The emergence and maintenance of sickle cell hotspots in the Mediterranean

Abstract

Genetic disorders of haemoglobin (haemoglobinopathies), including the thalassaemias and sickle cell anaemia, abound in historically malarious regions, due to the protection they provide against death from severe malaria. Despite the overall spatial correlation between malaria and these disorders, inter-population differences exist in the precise combinations of haemoglobinopathies observed. Greece and Italy present a particularly interesting case study: their high frequencies of beta thalassaemia speak to a history of intense malaria selection, yet they possess very little of the strongly malaria protective mutation responsible for sickle cell anaemia, despite historical migrational links with Africa where high frequencies of sickle cell occur. Twentieth century surveys of beta thalassaemia and sickle cell in Greece, Sicily and Sardinia have revealed striking sickle cell 'hotspots' - places where the frequency of sickle cell approaches that seen in Africa while neighbouring populations remain relatively sickle cell free.

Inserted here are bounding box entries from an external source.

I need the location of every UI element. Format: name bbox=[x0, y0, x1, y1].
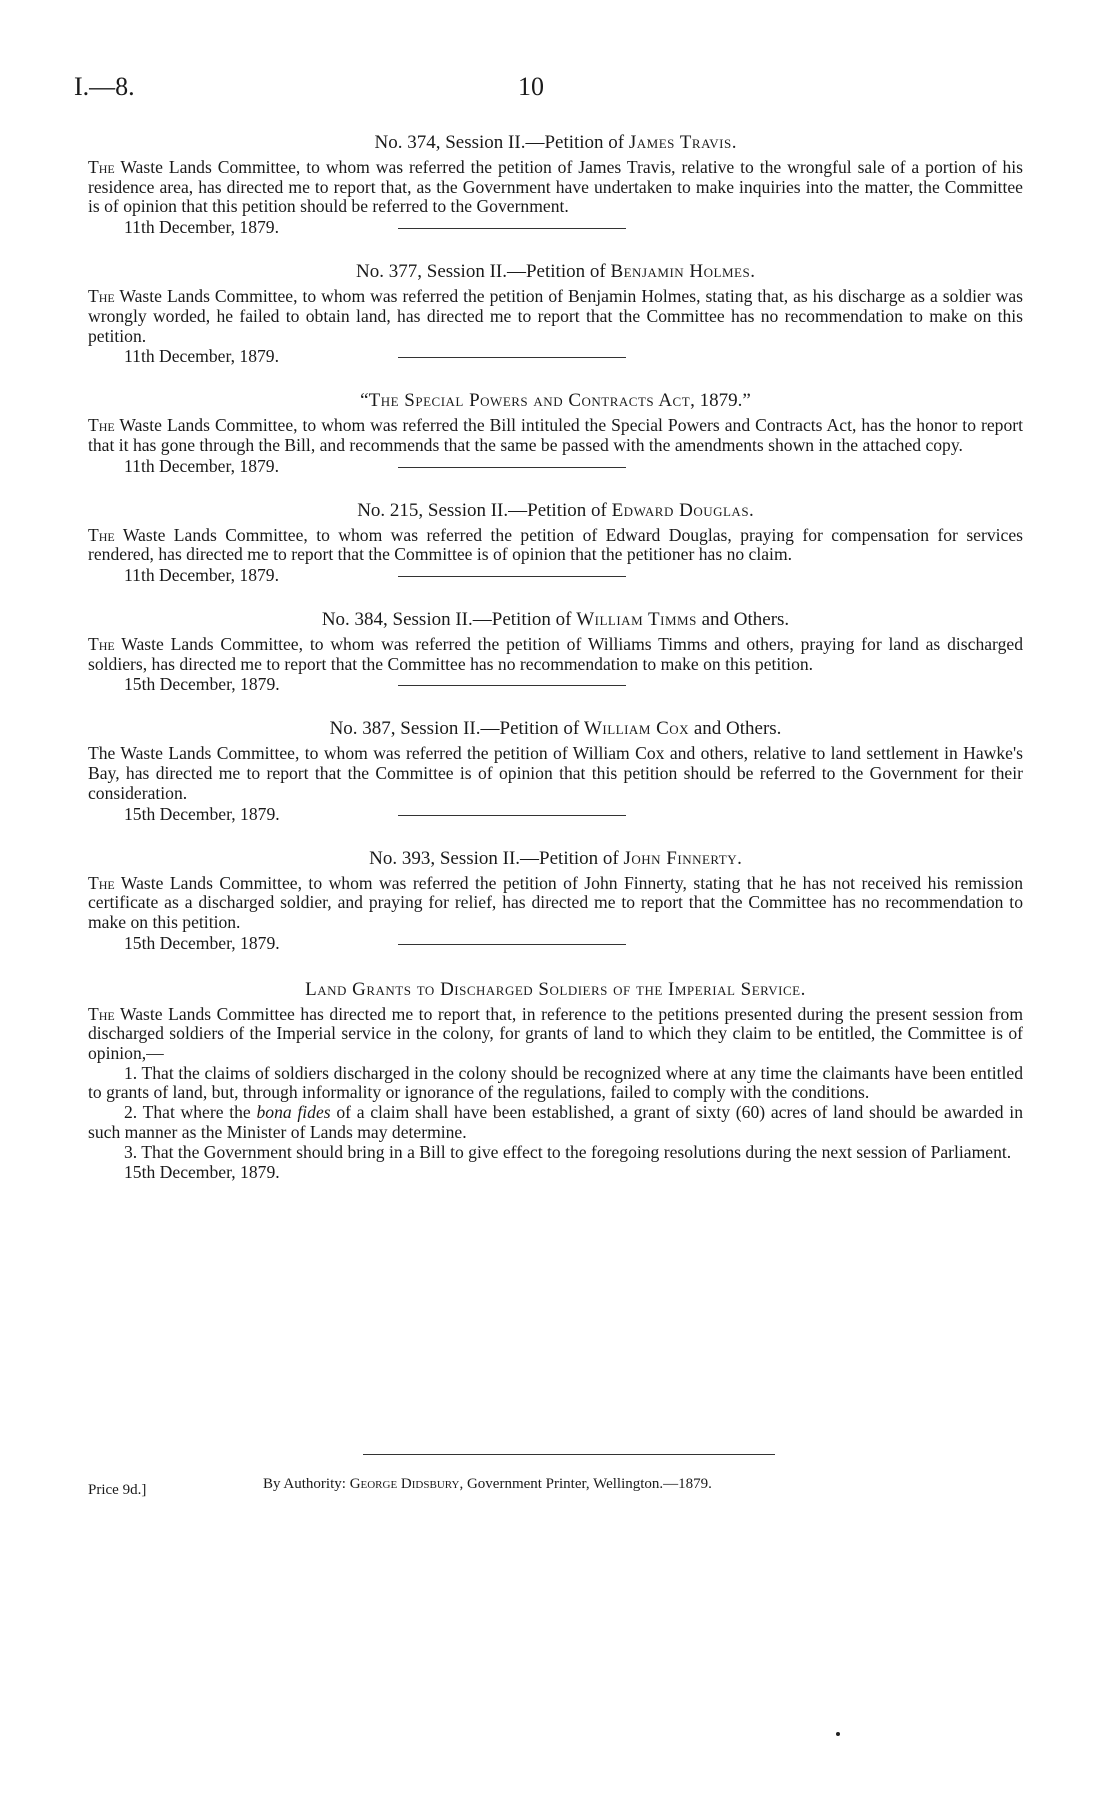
lead-word: The bbox=[88, 415, 115, 436]
stray-mark bbox=[836, 1732, 840, 1736]
petitioner-name: William Cox bbox=[583, 718, 690, 740]
body-text: Waste Lands Committee, to whom was referred the petition of John Finnerty, stating that he has not received his remission certificate as a discharged soldier, and praying for relief, has directed me to report that the Committee has no recommendation to make on this petition. bbox=[88, 872, 1023, 932]
date-text: 11th December, 1879. bbox=[124, 455, 279, 476]
document-reference: I.—8. bbox=[74, 72, 135, 101]
petitioner-name: Edward Douglas bbox=[611, 499, 750, 521]
page-number: 10 bbox=[518, 72, 544, 101]
report-section-finnerty bbox=[88, 848, 1023, 953]
heading-suffix: . bbox=[737, 847, 742, 869]
petitioner-name: John Finnerty bbox=[623, 847, 738, 869]
petitioner-name: William Timms bbox=[576, 609, 697, 631]
page-footer bbox=[88, 1454, 1023, 1514]
section-heading bbox=[88, 609, 1023, 631]
section-date bbox=[88, 565, 1023, 585]
heading-prefix: No. 393, Session II.—Petition of bbox=[369, 847, 624, 869]
printer-authority bbox=[263, 1476, 712, 1493]
section-body bbox=[88, 744, 1023, 803]
resolution-item-3: 3. That the Government should bring in a Bill to give effect to the foregoing resolutions during the next session of Parliament. bbox=[124, 1141, 1012, 1162]
report-section-special-powers bbox=[88, 390, 1023, 475]
section-date bbox=[88, 1162, 1023, 1182]
section-heading bbox=[88, 261, 1023, 283]
document-body bbox=[88, 132, 1023, 1182]
petitioner-name: James Travis bbox=[628, 132, 732, 153]
section-date bbox=[88, 933, 1023, 953]
body-text: Waste Lands Committee, to whom was referred the petition of James Travis, relative to the wrongful sale of a portion of his residence area, has directed me to report that, as the Government have undertaken to make inquiries into the matter, the Committee is of opinion that this petition should be referred to the Government. bbox=[88, 157, 1023, 217]
heading-prefix: No. 377, Session II.—Petition of bbox=[356, 261, 611, 283]
item-text: of a claim shall have been established, a grant of sixty (60) acres of land should be awarded in such manner as the Minister of Lands may determine. bbox=[88, 1102, 1023, 1142]
heading-prefix: No. 387, Session II.—Petition of bbox=[329, 718, 584, 740]
section-heading bbox=[88, 848, 1023, 870]
land-grants-intro bbox=[88, 1005, 1023, 1064]
body-text: The Waste Lands Committee, to whom was referred the petition of William Cox and others, relative to land settlement in Hawke's Bay, has directed me to report that the Committee is of opinion that this petition should be referred to the Government for their consideration. bbox=[88, 743, 1023, 803]
heading-prefix: No. 384, Session II.—Petition of bbox=[321, 609, 577, 631]
item-text: 2. That where the bbox=[124, 1102, 257, 1123]
report-section-douglas bbox=[88, 500, 1023, 585]
section-heading bbox=[88, 718, 1023, 740]
date-text: 11th December, 1879. bbox=[124, 565, 279, 586]
heading-suffix: and Others. bbox=[696, 609, 790, 631]
section-divider bbox=[398, 944, 626, 945]
section-divider bbox=[398, 815, 626, 816]
date-text: 15th December, 1879. bbox=[124, 674, 280, 695]
act-name: The Special Powers and Contracts Act bbox=[368, 390, 691, 412]
printer-name: George Didsbury bbox=[349, 1476, 460, 1492]
heading-suffix: . bbox=[731, 132, 737, 153]
section-date bbox=[88, 804, 1023, 824]
report-section-timms bbox=[88, 609, 1023, 694]
date-text: 11th December, 1879. bbox=[124, 217, 279, 238]
lead-word: The bbox=[88, 157, 115, 177]
section-heading bbox=[88, 390, 1023, 412]
heading-suffix: . bbox=[749, 499, 754, 521]
section-body bbox=[88, 158, 1023, 217]
section-date bbox=[88, 674, 1023, 694]
date-text: 15th December, 1879. bbox=[124, 1162, 280, 1183]
lead-word: The bbox=[88, 524, 115, 545]
body-text: Waste Lands Committee, to whom was referred the Bill intituled the Special Powers and Contracts Act, has the honor to report that it has gone through the Bill, and recommends that the same be passed with the amendments shown in the attached copy. bbox=[88, 415, 1023, 455]
heading-suffix: , 1879.” bbox=[690, 390, 751, 412]
section-divider bbox=[398, 467, 626, 468]
date-text: 11th December, 1879. bbox=[124, 346, 279, 367]
lead-word: The bbox=[88, 634, 115, 655]
authority-suffix: , Government Printer, Wellington.—1879. bbox=[459, 1476, 712, 1492]
section-body bbox=[88, 416, 1023, 455]
section-date bbox=[88, 346, 1023, 366]
petitioner-name: Benjamin Holmes bbox=[610, 261, 751, 283]
report-section-cox bbox=[88, 718, 1023, 823]
report-section-travis bbox=[88, 132, 1023, 237]
body-text: Waste Lands Committee, to whom was referred the petition of Edward Douglas, praying for compensation for services rendered, has directed me to report that the Committee is of opinion that the petitioner has no claim. bbox=[88, 524, 1023, 565]
section-divider bbox=[398, 357, 626, 358]
latin-term: bona fides bbox=[256, 1102, 331, 1123]
footer-divider bbox=[363, 1454, 775, 1455]
body-text: Waste Lands Committee, to whom was referred the petition of Benjamin Holmes, stating that, as his discharge as a soldier was wrongly worded, he failed to obtain land, has directed me to report that the Committee has no recommendation to make on this petition. bbox=[88, 286, 1023, 346]
section-divider bbox=[398, 685, 626, 686]
date-text: 15th December, 1879. bbox=[124, 803, 280, 824]
authority-prefix: By Authority: bbox=[263, 1476, 350, 1492]
heading-suffix: and Others. bbox=[689, 718, 782, 740]
land-grants-heading: Land Grants to Discharged Soldiers of the Imperial Service. bbox=[305, 978, 806, 1000]
resolution-item-2 bbox=[88, 1103, 1023, 1142]
section-body bbox=[88, 287, 1023, 346]
heading-suffix: . bbox=[750, 261, 755, 283]
section-divider bbox=[398, 576, 626, 577]
heading-prefix: No. 374, Session II.—Petition of bbox=[374, 132, 629, 153]
date-text: 15th December, 1879. bbox=[124, 932, 280, 953]
section-heading bbox=[88, 979, 1023, 1001]
lead-word: The bbox=[88, 872, 115, 893]
lead-word: The bbox=[88, 286, 115, 307]
lead-word: The bbox=[88, 1003, 115, 1024]
section-body bbox=[88, 526, 1023, 565]
land-grants-section bbox=[88, 979, 1023, 1183]
resolution-item-1: 1. That the claims of soldiers discharged in the colony should be recognized where at any time the claimants have been entitled to grants of land, but, through informality or ignorance of the regulations, failed to comply with the conditions. bbox=[88, 1062, 1023, 1103]
price-label: Price 9d.] bbox=[88, 1482, 147, 1498]
section-divider bbox=[398, 228, 626, 229]
heading-prefix: No. 215, Session II.—Petition of bbox=[357, 499, 612, 521]
section-body bbox=[88, 874, 1023, 933]
section-body bbox=[88, 635, 1023, 674]
section-date bbox=[88, 456, 1023, 476]
body-text: Waste Lands Committee, to whom was referred the petition of Williams Timms and others, praying for land as discharged soldiers, has directed me to report that the Committee has no recommendation to make on this petition. bbox=[88, 634, 1023, 674]
section-heading bbox=[88, 132, 1023, 154]
heading-prefix: “ bbox=[360, 390, 369, 412]
section-date bbox=[88, 217, 1023, 237]
report-section-holmes bbox=[88, 261, 1023, 366]
section-heading bbox=[88, 500, 1023, 522]
body-text: Waste Lands Committee has directed me to report that, in reference to the petitions presented during the present session from discharged soldiers of the Imperial service in the colony, for grants of land to which they claim to be entitled, the Committee is of opinion,— bbox=[88, 1003, 1023, 1064]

It remains unclear how these hotspots have been maintained over time without sickle cell spreading throughout the region. Here we use a metapopulation model to show that (i) epistasis between the alpha and beta forms of thalassaemia can restrict the spread of sickle cell through a network of linked subpopulations and (ii) the emergence of sickle cell hotspots requires relatively low levels of gene flow, but the aforementioned epistasis increases the chances of hotspots forming.

Fig. 1

Visualizing five studies of sickle cell and beta thalassaemia in the Mediterranean. This map summarises data from five studies: (Barnicot et al., 1963; Stamatoyannopoulos and Fessas, 1964; Siniscalco et al., 1966; Cao et al., 2008; Schiliro et al., 1986). Each study recorded the number of beta thalassaemia or sickle cell heterozygotes; we have converted these into allele frequencies, but since homozygotes were excluded from the studies shown these allele frequencies may be a slight underestimate. Supplementary Table S1 provides more information about these data. This map was produced using arcGIS10 (For interpretation to colours in this figure, the reader is refered to the web version of this article.).

Fig. 2

The effect of gene flow and thalassaemia start frequencies on the spread of sickle cell, with and without epistasis. Panels (a) and (b) illustrate the results of a scenario where β^S was first introduced 100 generations ago, into a population containing fixed (and identical) frequencies of both α and β thalassaemia (y axis). Malaria selection is applied to every deme at a level of 0.005 years⁻¹, and after its first introduction, β^S is assumed to re-challenge the population in 30% of subsequent generations, chosen at random. The colour of each cell in the heatmap indicates the mean proportion of demes where the frequency of β^S is <0.005 after 100 generations. 100 repeated simulations were used to generate each cell. Supplementary Fig. S5 offers a detailed illustration of the data underlying this figure for thalassaemia starting frequencies of 0.04 and 0.08. (For interpretation of the references to colour in this figure legend, the reader is referred to the web version of this article.)

Fig. 3

The effect of gene flow and thalassaemia start frequencies on the formation of hotspots, with and without epistasis. Panels (a) and (b) illustrate the results of a scenario where β^S was first introduced 100 generations ago, into a population containing fixed (and identical) frequencies of both α and β thalassaemia (y axis). Malaria selection is applied to every deme at a level of 0.005 years⁻¹, and after its first introduction, β^S is assumed to re-challenge the population in 100% of subsequent generations. The colour of each cell in the heatmap indicates the average number of hotspots observed per metapopulation over 100 simulations at that parameter combination. (For interpretation of the references to colour in this figure legend, the reader is referred to the web version of this article.)

Fig. 4

A timeline of sickle cell introduction. In this simulation, the mixing level was set at 0.01, and β^S was able to challenge the population in 75% of generations after its point of initial introduction. The timeline is based on a generation time of 20 years. The frequencies of both alpha and beta thalassaemia at the beginning of the simulation (200 generations before the present) were 0.02. Thirty repeats were carried out. The Greek and Sardinian patterns were defined as follows: for the Sardinian pattern, the mean proportion of demes with a β^S frequency <0.005 must be >0.9; for the Greek pattern, the mean proportion of demes with a β^S frequency <0.005 must be >0.5, and the mean number of hotspots for that entry time must be >0.1. The network pictures illustrate snapshots in one possible time line, when sickle cell was first introduced 120 generations ago with (c) or without (b) epistasis. The colour of each node indicates the frequency of β^S, and the size of each node indicates the intensity of malaria selection experienced by that deme. The network diagrams in this figure were produced using Gephi (Bastian et al., 2009). (For interpretation of the references to colour in this figure legend, the reader is referred to the web version of this article.)